(Trying again with paragraph breaks. B-b )
Back in 1973 I made it to my first NCC (the AFIPS National Computer Conference - the annual big industry shindig in those days). At that time Moore's law was quite the buzz. Memory chips were still following it, but complex function chips were starting to fall off from the straight line on the log graph.
At that time there were a few microprocessors out. But it was far before the stage where you could put a microprocessor on every device control card. Most such functions - including the "glue" around the microprocessors themselves - were constructed of small-scale integration chips. Support chips were starting to graduate from things like four independent gates, a couple flops, or a multiplexer per package. But chips were essentially all still being designed by silicon manufacturers. A few might have been done under contract with companies designing boxes. But most were based on the semiconductor companies' marketing departments' guess at what would be wanted a couple years in the future.
I realized that one explanation for the shortfall might be that, as the complex function chips became larger, the engineering of more of the circuitry was moving from the system designers - including the garage and venture-financed startups - to the semiconductor manufacturers. This reduced the number of engineers on the job and their connection to the needs of the final products. Further, it changed the incentives on the engineers, making them more conservative (since they needed to keep an established company in business rather than take risks to establish a new venture or product).
There was a panel with several of the silicon companies that discussed the problem. Come the Q and A session I brought up the above, and proposed a solution: That the silicon companies license their design tools to the system designers and build the chips THEY design. That way the complex-function engineering, along with its risks and costs, could be moved back to the ventures, while the silicon companies could concentrate their engineering on what they do well - improving the process. And I asked whether any of their companies would consider such an approach. (I thought of it as a "silicon breadboard", but I don't recall actually using the term in the question.)
At least three of the companies' representatives - Mororola, Intel, I forget who else - said that there was no way they would ever do such a thing. (The Motorola guy was quite emphatic about it.)
And the guy beside me gave me his card and suggested I interview with him. (He was from Signetics, which was already doing a mask-programmed gate array chip which the customer could customize. I DID interview with him - and to this day I kick myself for not taking a job there. It would have gotten me out to Silicon Valley 12 years earlier, two years before both the release of the Altair 8080 and the founding of the Homebrew Computer Club. B-b )
A few months later that year, IBM announced they'd make their design tools available to customers and would fabricate chips under contract. Over the next couple years several other manufacturers followed suit.
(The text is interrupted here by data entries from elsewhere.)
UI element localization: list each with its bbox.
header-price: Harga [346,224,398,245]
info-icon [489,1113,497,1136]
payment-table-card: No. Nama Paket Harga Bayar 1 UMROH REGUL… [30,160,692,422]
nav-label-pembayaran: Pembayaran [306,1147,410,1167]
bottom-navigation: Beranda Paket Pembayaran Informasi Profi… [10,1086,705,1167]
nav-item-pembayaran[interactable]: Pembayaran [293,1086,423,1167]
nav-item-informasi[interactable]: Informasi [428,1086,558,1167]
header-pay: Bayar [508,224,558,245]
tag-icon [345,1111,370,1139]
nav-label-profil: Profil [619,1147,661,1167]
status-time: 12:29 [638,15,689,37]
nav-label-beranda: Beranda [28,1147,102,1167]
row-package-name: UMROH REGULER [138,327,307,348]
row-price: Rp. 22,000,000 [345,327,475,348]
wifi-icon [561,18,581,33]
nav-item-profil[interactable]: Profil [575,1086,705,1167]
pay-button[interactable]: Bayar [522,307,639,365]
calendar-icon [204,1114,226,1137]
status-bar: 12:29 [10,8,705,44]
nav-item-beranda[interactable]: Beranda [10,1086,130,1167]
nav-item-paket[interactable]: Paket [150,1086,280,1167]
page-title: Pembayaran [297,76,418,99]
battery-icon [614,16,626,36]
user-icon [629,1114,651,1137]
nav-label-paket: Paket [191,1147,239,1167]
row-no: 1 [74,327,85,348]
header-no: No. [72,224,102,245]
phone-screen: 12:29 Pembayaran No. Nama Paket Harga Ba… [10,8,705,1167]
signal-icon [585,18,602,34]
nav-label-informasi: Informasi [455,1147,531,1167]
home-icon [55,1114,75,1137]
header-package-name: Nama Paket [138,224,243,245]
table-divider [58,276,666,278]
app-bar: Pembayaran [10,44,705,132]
One of them transitioned from custom silicon design to tool licensing as a business and several others started up just to do tools. For a while it was known as the "silicon foundry" system. Now it's ASIC (application specific integrated circuit) design, there are standards for the major design languages, and a whole ecosystem of manufacturers of chips and of computer-aided design tools for all stages of the process.
And ASIC design is what I do for a living since I went back over to the hard side of the force in the early 1990s.